The System of Plotinus
Written on March 6, 2025
#Philosophy #Platonism

Who Is Plotinus

After the fall of Plato's Academy, a period of Platonic thought we retroactively call Middle Platonism began. This lasted until Plotinus, who almost singlehandedly started a new wave of Platonic thought, which we retroactively call Neoplatonism.

Plotinus, a student of the mysterious Ammonius Saccas, built upon the works of Middle Platonism to redefine Platonism. Most inspired by Plato's Timaeus and Parmenides, he build a metaphysical system that influenced almost all Platonists after him.

The One

For Plotinus, the First Principle of reality is the One. An utterly simple, ineffable, beyond being and non-being, unknowable subsistence which is both the creative source of the Universe and the teleological end of all existing things.

All things «emanate» from the One. Emanation, according to Plotinus, is akin to a ray radiating from a source of light, heat spreading from fire, cold emanating from snow or a smell rising from a fragrant substance. The One is like a spring from which eternal water gushes.

The One remains in itself, in its perfection. Yet from this overflowing perfection something else emerges. The One overflows and its abundance gives rise to something other than itself. This procession finds its counterpart in a movement of return to the source and cause. According to Plotinus, the true cause is always the final one.

Given that this movement of return arises from a desire and sense of deficiency, the generated thing must somehow be aware of its separation and, in this respect, recognize itself as distinct from its source. At the moment of return, then, the generated thing produces its own interpretation of the generating cause. It is at this stage that a new order of reality is produced.

The Intellect

Out of the overflowing potential of the One comes something, which becomes the Intellect. The One, however, does not generate the Intellect directly. The One gives birth to something undifferentiated, which is therefore not yet the Intellect, but will become so, not out of virtue, but because it constitutes itself as the Intellect through a movement of return to its own origin.

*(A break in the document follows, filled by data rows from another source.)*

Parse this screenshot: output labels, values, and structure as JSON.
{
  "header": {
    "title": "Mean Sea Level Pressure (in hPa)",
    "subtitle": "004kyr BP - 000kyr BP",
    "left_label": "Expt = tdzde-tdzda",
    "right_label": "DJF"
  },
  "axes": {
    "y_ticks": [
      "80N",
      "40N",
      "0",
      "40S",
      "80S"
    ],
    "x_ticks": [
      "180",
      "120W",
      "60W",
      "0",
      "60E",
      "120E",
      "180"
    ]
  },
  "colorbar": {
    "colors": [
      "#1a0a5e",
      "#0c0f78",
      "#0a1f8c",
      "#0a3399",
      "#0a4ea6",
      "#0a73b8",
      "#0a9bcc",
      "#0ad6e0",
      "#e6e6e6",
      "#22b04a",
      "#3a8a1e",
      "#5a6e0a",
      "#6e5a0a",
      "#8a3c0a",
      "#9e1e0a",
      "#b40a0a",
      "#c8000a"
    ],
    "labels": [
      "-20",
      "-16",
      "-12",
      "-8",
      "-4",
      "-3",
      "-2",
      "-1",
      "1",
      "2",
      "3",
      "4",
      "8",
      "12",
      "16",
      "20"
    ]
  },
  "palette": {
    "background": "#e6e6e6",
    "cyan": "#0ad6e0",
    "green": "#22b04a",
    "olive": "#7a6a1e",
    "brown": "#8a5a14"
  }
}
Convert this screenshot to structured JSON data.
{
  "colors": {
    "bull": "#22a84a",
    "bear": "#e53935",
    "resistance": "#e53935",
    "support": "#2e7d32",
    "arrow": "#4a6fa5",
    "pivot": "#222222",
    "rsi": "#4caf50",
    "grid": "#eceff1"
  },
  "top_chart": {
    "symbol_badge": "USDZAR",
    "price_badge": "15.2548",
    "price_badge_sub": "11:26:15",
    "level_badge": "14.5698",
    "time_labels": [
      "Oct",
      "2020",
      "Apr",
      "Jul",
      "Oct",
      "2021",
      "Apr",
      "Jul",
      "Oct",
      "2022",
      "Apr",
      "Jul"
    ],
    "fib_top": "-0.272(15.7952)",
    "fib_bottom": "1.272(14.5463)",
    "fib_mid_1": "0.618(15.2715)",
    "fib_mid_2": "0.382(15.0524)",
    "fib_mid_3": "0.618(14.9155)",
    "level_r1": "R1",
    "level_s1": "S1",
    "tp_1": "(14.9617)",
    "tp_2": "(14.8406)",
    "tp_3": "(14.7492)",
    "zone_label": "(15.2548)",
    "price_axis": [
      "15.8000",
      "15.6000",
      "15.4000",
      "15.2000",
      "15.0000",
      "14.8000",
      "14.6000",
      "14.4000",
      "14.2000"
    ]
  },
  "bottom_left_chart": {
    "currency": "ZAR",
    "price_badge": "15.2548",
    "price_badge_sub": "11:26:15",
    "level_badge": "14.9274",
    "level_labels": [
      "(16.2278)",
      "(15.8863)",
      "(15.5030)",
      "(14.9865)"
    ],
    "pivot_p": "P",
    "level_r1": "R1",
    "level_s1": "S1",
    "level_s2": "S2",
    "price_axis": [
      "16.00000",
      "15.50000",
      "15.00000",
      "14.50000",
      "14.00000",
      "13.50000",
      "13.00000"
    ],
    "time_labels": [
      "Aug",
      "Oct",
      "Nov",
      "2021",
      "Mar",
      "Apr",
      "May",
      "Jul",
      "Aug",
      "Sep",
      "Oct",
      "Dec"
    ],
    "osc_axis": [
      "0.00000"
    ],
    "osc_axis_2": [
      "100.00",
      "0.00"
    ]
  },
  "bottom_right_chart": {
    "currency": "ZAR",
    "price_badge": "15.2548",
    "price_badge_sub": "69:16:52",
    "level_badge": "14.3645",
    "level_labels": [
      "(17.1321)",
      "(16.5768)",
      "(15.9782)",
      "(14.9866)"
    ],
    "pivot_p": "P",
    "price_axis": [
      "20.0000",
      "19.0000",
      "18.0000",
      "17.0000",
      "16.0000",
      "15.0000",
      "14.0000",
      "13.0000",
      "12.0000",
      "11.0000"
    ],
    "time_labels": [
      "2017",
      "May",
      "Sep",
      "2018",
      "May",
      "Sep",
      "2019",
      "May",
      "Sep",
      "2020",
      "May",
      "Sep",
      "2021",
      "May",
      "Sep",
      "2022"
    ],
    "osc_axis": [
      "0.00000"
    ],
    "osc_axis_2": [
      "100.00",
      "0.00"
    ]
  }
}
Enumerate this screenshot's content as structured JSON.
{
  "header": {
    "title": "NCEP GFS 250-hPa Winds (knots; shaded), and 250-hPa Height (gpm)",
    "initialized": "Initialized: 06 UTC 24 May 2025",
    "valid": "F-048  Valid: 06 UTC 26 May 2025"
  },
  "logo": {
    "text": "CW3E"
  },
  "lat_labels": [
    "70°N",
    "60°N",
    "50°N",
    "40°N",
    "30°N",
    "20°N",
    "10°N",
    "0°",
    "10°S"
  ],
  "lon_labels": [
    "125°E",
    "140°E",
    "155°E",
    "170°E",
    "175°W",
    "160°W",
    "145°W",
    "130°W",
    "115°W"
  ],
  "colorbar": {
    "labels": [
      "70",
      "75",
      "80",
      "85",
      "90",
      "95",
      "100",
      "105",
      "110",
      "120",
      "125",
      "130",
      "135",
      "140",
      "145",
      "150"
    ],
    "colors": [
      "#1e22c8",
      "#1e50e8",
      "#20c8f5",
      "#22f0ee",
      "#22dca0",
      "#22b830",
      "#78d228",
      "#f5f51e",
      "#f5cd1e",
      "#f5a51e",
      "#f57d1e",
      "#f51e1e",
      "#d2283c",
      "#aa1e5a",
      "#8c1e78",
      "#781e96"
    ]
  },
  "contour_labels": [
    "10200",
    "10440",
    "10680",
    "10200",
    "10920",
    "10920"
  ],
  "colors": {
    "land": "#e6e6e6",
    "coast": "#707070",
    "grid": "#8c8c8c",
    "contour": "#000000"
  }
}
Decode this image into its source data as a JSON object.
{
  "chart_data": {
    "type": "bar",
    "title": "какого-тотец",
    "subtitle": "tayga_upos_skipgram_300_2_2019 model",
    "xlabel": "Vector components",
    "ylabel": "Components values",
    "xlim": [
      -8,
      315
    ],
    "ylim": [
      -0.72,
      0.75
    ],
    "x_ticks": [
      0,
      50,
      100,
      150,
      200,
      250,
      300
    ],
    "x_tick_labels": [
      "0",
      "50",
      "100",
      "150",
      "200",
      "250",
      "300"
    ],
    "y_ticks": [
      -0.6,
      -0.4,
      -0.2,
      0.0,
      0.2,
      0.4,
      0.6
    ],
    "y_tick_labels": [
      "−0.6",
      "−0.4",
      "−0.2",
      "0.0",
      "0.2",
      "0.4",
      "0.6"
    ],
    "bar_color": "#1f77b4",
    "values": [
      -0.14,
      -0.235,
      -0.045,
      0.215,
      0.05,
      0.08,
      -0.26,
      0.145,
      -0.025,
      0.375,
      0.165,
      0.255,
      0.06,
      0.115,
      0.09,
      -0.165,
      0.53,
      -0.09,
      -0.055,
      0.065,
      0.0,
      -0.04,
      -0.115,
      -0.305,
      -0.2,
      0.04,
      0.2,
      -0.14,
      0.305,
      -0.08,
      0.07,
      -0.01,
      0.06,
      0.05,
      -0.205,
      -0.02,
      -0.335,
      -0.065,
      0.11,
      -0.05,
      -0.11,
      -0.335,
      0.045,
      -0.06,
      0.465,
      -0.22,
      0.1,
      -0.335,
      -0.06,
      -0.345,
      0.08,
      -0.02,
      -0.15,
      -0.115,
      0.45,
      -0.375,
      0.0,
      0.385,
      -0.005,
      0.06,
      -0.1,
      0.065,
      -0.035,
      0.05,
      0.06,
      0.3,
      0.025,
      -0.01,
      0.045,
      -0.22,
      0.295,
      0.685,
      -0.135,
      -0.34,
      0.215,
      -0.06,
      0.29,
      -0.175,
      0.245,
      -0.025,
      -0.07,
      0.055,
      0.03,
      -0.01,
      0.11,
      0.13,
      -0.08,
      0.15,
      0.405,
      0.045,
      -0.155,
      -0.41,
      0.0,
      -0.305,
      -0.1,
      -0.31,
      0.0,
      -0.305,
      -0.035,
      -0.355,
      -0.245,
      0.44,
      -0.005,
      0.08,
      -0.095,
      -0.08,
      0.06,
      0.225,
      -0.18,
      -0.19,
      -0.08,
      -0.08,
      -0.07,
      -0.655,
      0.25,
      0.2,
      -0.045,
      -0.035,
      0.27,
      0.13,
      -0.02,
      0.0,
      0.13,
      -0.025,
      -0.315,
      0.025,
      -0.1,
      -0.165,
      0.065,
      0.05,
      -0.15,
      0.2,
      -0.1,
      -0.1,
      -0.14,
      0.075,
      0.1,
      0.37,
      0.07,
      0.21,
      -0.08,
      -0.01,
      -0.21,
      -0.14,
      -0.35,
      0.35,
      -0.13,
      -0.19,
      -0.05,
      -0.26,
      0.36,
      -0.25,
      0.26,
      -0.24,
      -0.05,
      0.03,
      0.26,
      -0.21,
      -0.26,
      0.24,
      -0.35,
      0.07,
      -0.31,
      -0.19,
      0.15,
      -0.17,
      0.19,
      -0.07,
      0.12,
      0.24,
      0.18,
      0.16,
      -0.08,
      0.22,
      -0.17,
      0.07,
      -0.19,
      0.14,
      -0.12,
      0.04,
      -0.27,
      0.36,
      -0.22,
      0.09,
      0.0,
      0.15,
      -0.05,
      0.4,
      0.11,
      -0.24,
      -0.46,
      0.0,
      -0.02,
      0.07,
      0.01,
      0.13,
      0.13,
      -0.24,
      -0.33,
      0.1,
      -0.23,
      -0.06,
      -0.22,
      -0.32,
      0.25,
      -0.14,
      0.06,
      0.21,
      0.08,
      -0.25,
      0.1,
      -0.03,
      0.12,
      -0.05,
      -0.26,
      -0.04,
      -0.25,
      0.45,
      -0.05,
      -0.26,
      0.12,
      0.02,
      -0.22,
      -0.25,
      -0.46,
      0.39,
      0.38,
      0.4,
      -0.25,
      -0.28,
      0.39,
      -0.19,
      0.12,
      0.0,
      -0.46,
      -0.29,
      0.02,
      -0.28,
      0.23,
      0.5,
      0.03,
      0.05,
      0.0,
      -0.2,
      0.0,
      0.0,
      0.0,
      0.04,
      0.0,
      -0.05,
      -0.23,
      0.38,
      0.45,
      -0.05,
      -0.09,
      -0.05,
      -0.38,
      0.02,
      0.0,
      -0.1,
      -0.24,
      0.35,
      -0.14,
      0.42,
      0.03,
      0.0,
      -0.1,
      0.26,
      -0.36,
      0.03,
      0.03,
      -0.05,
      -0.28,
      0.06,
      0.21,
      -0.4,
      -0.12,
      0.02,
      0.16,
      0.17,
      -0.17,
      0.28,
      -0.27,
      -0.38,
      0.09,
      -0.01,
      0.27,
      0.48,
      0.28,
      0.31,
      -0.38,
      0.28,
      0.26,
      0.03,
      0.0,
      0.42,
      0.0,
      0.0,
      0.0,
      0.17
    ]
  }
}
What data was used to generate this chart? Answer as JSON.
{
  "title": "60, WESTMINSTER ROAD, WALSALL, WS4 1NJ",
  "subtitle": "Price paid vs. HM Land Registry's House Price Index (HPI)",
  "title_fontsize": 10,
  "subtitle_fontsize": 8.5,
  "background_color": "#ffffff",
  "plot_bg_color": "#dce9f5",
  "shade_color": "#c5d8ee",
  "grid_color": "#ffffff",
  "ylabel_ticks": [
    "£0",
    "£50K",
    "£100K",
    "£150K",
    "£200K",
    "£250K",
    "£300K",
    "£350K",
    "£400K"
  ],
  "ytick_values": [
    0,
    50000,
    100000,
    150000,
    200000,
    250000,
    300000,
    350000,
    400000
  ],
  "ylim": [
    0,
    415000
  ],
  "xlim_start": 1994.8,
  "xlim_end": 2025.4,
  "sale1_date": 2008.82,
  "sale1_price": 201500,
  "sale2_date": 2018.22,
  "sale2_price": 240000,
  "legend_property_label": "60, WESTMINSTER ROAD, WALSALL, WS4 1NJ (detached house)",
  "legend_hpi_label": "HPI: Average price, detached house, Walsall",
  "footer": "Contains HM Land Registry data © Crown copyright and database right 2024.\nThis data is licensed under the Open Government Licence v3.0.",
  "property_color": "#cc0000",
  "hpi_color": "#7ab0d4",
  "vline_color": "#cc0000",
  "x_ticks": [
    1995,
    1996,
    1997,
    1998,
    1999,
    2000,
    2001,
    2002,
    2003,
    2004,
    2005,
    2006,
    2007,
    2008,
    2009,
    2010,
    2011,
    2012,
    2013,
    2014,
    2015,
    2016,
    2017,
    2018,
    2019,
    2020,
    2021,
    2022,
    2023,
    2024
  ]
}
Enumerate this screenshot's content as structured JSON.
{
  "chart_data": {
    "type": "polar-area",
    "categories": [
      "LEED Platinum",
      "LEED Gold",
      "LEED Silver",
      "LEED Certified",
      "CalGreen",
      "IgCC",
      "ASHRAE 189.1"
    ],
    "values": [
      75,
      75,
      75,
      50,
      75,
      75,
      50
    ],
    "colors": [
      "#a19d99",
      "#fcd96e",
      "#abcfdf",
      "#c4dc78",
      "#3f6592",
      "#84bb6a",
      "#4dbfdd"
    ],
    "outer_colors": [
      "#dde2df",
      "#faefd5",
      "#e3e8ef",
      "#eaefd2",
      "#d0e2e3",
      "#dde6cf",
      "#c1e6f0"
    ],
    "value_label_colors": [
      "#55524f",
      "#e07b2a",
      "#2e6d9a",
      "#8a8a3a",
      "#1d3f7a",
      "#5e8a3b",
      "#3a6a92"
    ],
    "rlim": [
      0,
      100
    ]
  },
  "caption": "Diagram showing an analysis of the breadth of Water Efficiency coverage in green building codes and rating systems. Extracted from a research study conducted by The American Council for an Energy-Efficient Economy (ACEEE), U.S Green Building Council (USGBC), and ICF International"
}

The Intellect fragments the original simplicity into the multiplicity of Forms. This means that the multiplicity of Forms that constitute the Intellect — and which forms the model for physical reality — is not something inherent in the One, but something that is produced by the act of the Intellect to return to its source.

The Soul

In relation to the Intellect, the hypostasis of the Soul represents a further increase in multiplicity and dispersion. As something intelligible, the Soul remains immaterial, unextended and free from spatial conditioning. However, its activity unfolds in the world of matter.

The Soul therefore forms the link between the intelligible realm of Forms and the sensible world. It represents the intelligible plane responsible for the sensible world and ensures the unity of all. Therefore, we should not think that the Soul is locked up in bodies, for it is the bodies that are locked up in the Soul.

The Sensible World

After the Soul comes the world of matter, the lowest point in the Plotinian system. The physical universe, however, is still produced by the Soul. And its agency makes the universe something harmonious and partaker of a higher beauty. However imperfect, the physical universe is still an image of the divine realm.